New data shows 1.5 million UK widows (59%) have lost out on pension income after the death of their partner, compared to just 16% of men who reported the same.
Given recent news that the gender pension gap has widened to over £180,000 during the pandemic, this new data provides further scope for comparison between men and women’s retirement incomes in the UK, with key findings including:
- Only a third of women (35%) have independent pension wealth and 40% of women do not have any pension wealth whatsoever
- Two in five (39%) divorced women reported that they would receive lower retirement income following divorce, compared to just one in five (21%) men
- More women (27%) than men (21%) own property wealth, but more men (25%) than women (13%) planned to rely on personal investments for retirement income
New research from leading equity release lender more2life and Cebr today reveals that 1.5 million widows in the UK aged 55 and over say they have lost out on pension income in later life following the death of their partner. Just 16% of widowers say they have experienced the same thing, which is substantially lower than the 59% of widows and demonstrates the disparity between men and women when it comes to later life income.
- 59% of widows said they had been left with less retirement income, compared to just 16% of men who reported the same
- Only a third of women (35%) have independent pension wealth, whilst 40% do not have any pension wealth whatsoever
Impact of divorce on women’s pension income
The research also reveals the impact of divorce on women’s pension income, with two in five (39%) women saying they had lost out on the retirement income they receive or expect to receive because of splitting from their partner. This is compared to the 21% of men who believe their retirement income had been negatively affected by divorce.
Divorced households are also the most likely to see higher outgoings than income every month, with nearly a quarter (23%) of these households saying their expenditure exceeds their income on an occasional or regular basis, highlighting how divorce can affect the affordability of having a comfortable standard of living in later life.
Women have a worrying lack of pension wealth
The data also shows that only a third of women (35%) reported having independent pension wealth, while 17% said they jointly own this with their spouse or partner. Alarmingly, 40% of women reported no pension wealth whatsoever.
When considering the different sources of pension income, nearly half of men (47%) aged 55 and over said they would rely on a defined benefit or final salary pension, compared to just 30% of women. A quarter of men (25%) also said they would rely on personal investments as a source of income in retirement, whereas only 13% of women said the same.
However, interestingly, more women (27%) than men (21%) own property wealth, highlighting the importance of using alternative retirement income sources, such as property wealth, in a holistic financial plan to boost income in later life.

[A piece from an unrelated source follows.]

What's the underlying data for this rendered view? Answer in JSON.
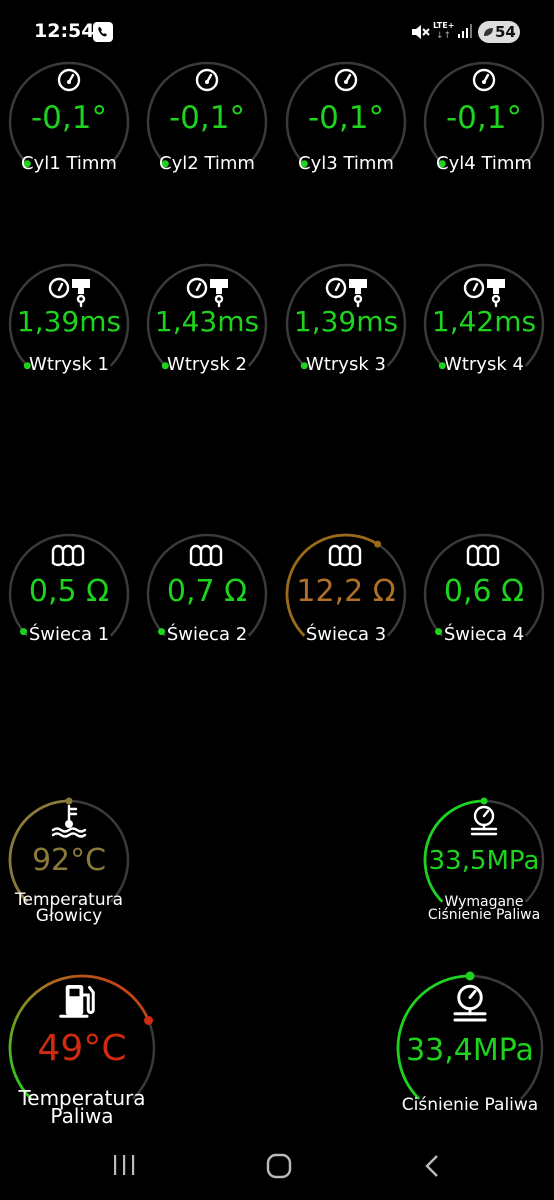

Aside from private and workplace pensions, and cash savings, the overwhelming majority (75%) of over-55’s rely or expect to rely on their state pension in later life as a source of retirement income, and this is similarly felt between men and women. With a 2021 survey conducted by Which? finding that retirees spend an average of £1,085 per month and the UK Basic State Pension only amounting to £596 per month, it is more important than ever that UK adults consider their financial retirement plan carefully, including alternative sources of income.
Lack of independent pension wealth cause for concern
Dave Harris, Chief Executive Officer at more2life, comments:
“Today’s research is further evidence that the later life income discrepancy between men and women is a serious issue that we need to comprehensively address. A lack of independent pension wealth or relying on a partner’s income isn’t something that can be fixed overnight, so we need to raise awareness of the alternative options available for women in later life to boost their income in retirement.
“With more than a quarter of women owning property wealth in later life, it’s vital that they know how unlocking the value in their homes can be the difference between just making ends meet and living comfortably in retirement. Solutions such as equity release are popular amongst older homeowners looking to use their housing wealth to help fund their retirement. We need to make sure the over-55s, and women in particular, are supported as they make choices around how they use their assets to achieve the retirement they deserve.”